One thing that can be dissected fruitfully for the movie is some solid action sequences that competently shoot with precision sound mixing throttling the set pieces around them. There is that usual quick-cutting in editing, but the good news is that it’s never terrible enough to lack definition in the fast-paced situations that are constantly changing with one push of the pedal. This is a film that got my pulse running with some impactful carnage and high-speed octane exhaust that consistently went above the bar in the more than four sequences that adorn the picture. What the film benefits from is a distinct music video style of cinematography that feels like a tribute to early 21st century action flicks like The Transporter or Death Race. The techno music feels appropriate with the Eastern European landscapes that beautifully decorate our backdrops. What Creevy lacks in conventional storytelling, he more than makes up for in bone-crunching projection, and it’s clear that he has the capability to be an action presence for years to come.

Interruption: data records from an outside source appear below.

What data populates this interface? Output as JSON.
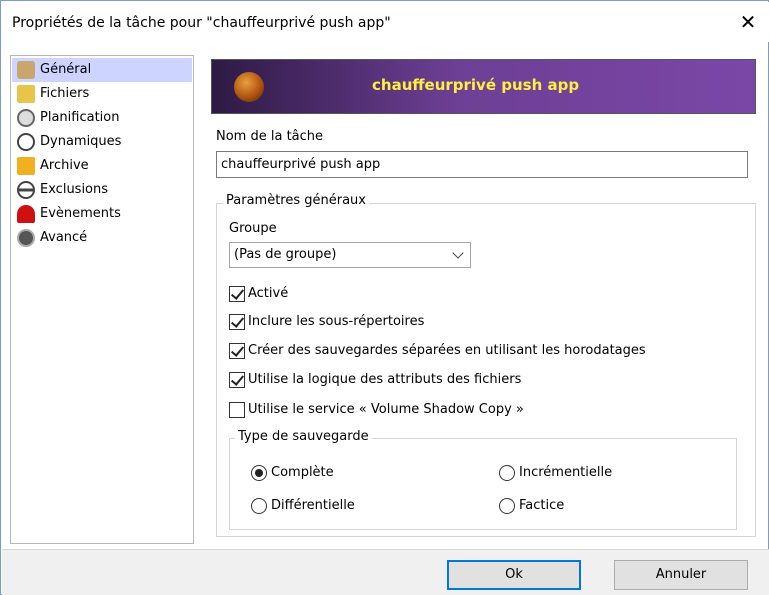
{
  "window": {
    "title": "Propriétés de la tâche pour \"chauffeurprivé push app\"",
    "close_glyph": "✕"
  },
  "sidebar": {
    "items": [
      {
        "label": "Général",
        "icon": "user-icon",
        "selected": true
      },
      {
        "label": "Fichiers",
        "icon": "files-icon"
      },
      {
        "label": "Planification",
        "icon": "clock-icon"
      },
      {
        "label": "Dynamiques",
        "icon": "refresh-icon"
      },
      {
        "label": "Archive",
        "icon": "archive-icon"
      },
      {
        "label": "Exclusions",
        "icon": "minus-circle-icon"
      },
      {
        "label": "Evènements",
        "icon": "magnet-icon"
      },
      {
        "label": "Avancé",
        "icon": "gear-icon"
      }
    ]
  },
  "banner": {
    "title": "chauffeurprivé push app"
  },
  "task": {
    "name_label": "Nom de la tâche",
    "name_value": "chauffeurprivé push app"
  },
  "general": {
    "legend": "Paramètres généraux",
    "group_label": "Groupe",
    "group_value": "(Pas de groupe)",
    "options": [
      {
        "label": "Activé",
        "checked": true
      },
      {
        "label": "Inclure les sous-répertoires",
        "checked": true
      },
      {
        "label": "Créer des sauvegardes séparées en utilisant les horodatages",
        "checked": true
      },
      {
        "label": "Utilise la logique des attributs des fichiers",
        "checked": true
      },
      {
        "label": "Utilise le service « Volume Shadow Copy »",
        "checked": false
      }
    ]
  },
  "backup_type": {
    "legend": "Type de sauvegarde",
    "options": [
      {
        "label": "Complète",
        "selected": true
      },
      {
        "label": "Incrémentielle",
        "selected": false
      },
      {
        "label": "Différentielle",
        "selected": false
      },
      {
        "label": "Factice",
        "selected": false
      }
    ]
  },
  "buttons": {
    "ok": "Ok",
    "cancel": "Annuler"
  },
  "colors": {
    "banner_text": "#ffef3f",
    "selection": "#ccd4ff",
    "default_border": "#0078d7"
  }
}
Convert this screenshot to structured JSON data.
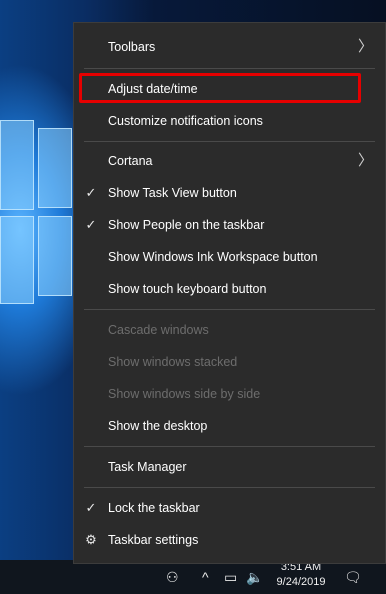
{
  "menu": {
    "items": [
      {
        "label": "Toolbars",
        "submenu": true
      },
      {
        "label": "Adjust date/time"
      },
      {
        "label": "Customize notification icons"
      },
      {
        "label": "Cortana",
        "submenu": true
      },
      {
        "label": "Show Task View button",
        "checked": true
      },
      {
        "label": "Show People on the taskbar",
        "checked": true
      },
      {
        "label": "Show Windows Ink Workspace button"
      },
      {
        "label": "Show touch keyboard button"
      },
      {
        "label": "Cascade windows",
        "disabled": true
      },
      {
        "label": "Show windows stacked",
        "disabled": true
      },
      {
        "label": "Show windows side by side",
        "disabled": true
      },
      {
        "label": "Show the desktop"
      },
      {
        "label": "Task Manager"
      },
      {
        "label": "Lock the taskbar",
        "checked": true
      },
      {
        "label": "Taskbar settings"
      }
    ]
  },
  "glyphs": {
    "check": "✓",
    "arrow": "〉",
    "gear": "⚙"
  },
  "taskbar": {
    "time": "3:51 AM",
    "date": "9/24/2019"
  },
  "colors": {
    "menu_bg": "#2b2b2b",
    "highlight": "#e60000"
  }
}
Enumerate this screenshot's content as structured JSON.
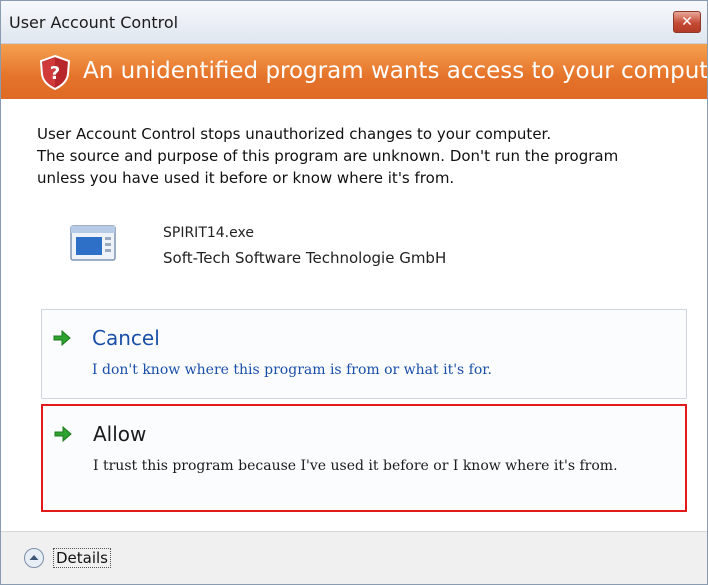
{
  "window": {
    "title": "User Account Control",
    "close_glyph": "✕"
  },
  "banner": {
    "icon": "shield-question-icon",
    "text": "An unidentified program wants access to your computer",
    "color": "#e5732a"
  },
  "message": {
    "line1": "User Account Control stops unauthorized changes to your computer.",
    "line2": "The source and purpose of this program are unknown.  Don't run the program",
    "line3": "unless you have used it before or know where it's from."
  },
  "program": {
    "icon": "program-window-icon",
    "name": "SPIRIT14.exe",
    "publisher": "Soft-Tech Software Technologie GmbH"
  },
  "options": {
    "cancel": {
      "icon": "green-arrow-icon",
      "title": "Cancel",
      "description": "I don't know where this program is from or what it's for."
    },
    "allow": {
      "icon": "green-arrow-icon",
      "title": "Allow",
      "description": "I trust this program because I've used it before or I know where it's from.",
      "highlight_color": "#e21a1a"
    }
  },
  "footer": {
    "details_icon": "chevron-up-circle-icon",
    "details_label": "Details"
  }
}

The ending convolutes itself to stuffy levels because of the many twists that it tries to pack into a logically-challenged explanatory scene that totally feels every bit as unnecessary as it does tasteless to the closing memories that we have for this effort. Because this movie is predictable at nearly every turn, there is a desire to wrap this story and its conflict up as soon as possible, but this is one collision that would instead rather take the long road in third act structures to get there.
The collision in this film deals with lack of consequential story and hollow characters that always feel like an outline instead of actual people, and because of that, Collide speeds too fast on the highway to mediocrity. Some films are better left in the dust of obscurity, and Creevy’s music video spin on 2000’s action cinema slams on the brakes quite often of an otherwise tightly-paced offering.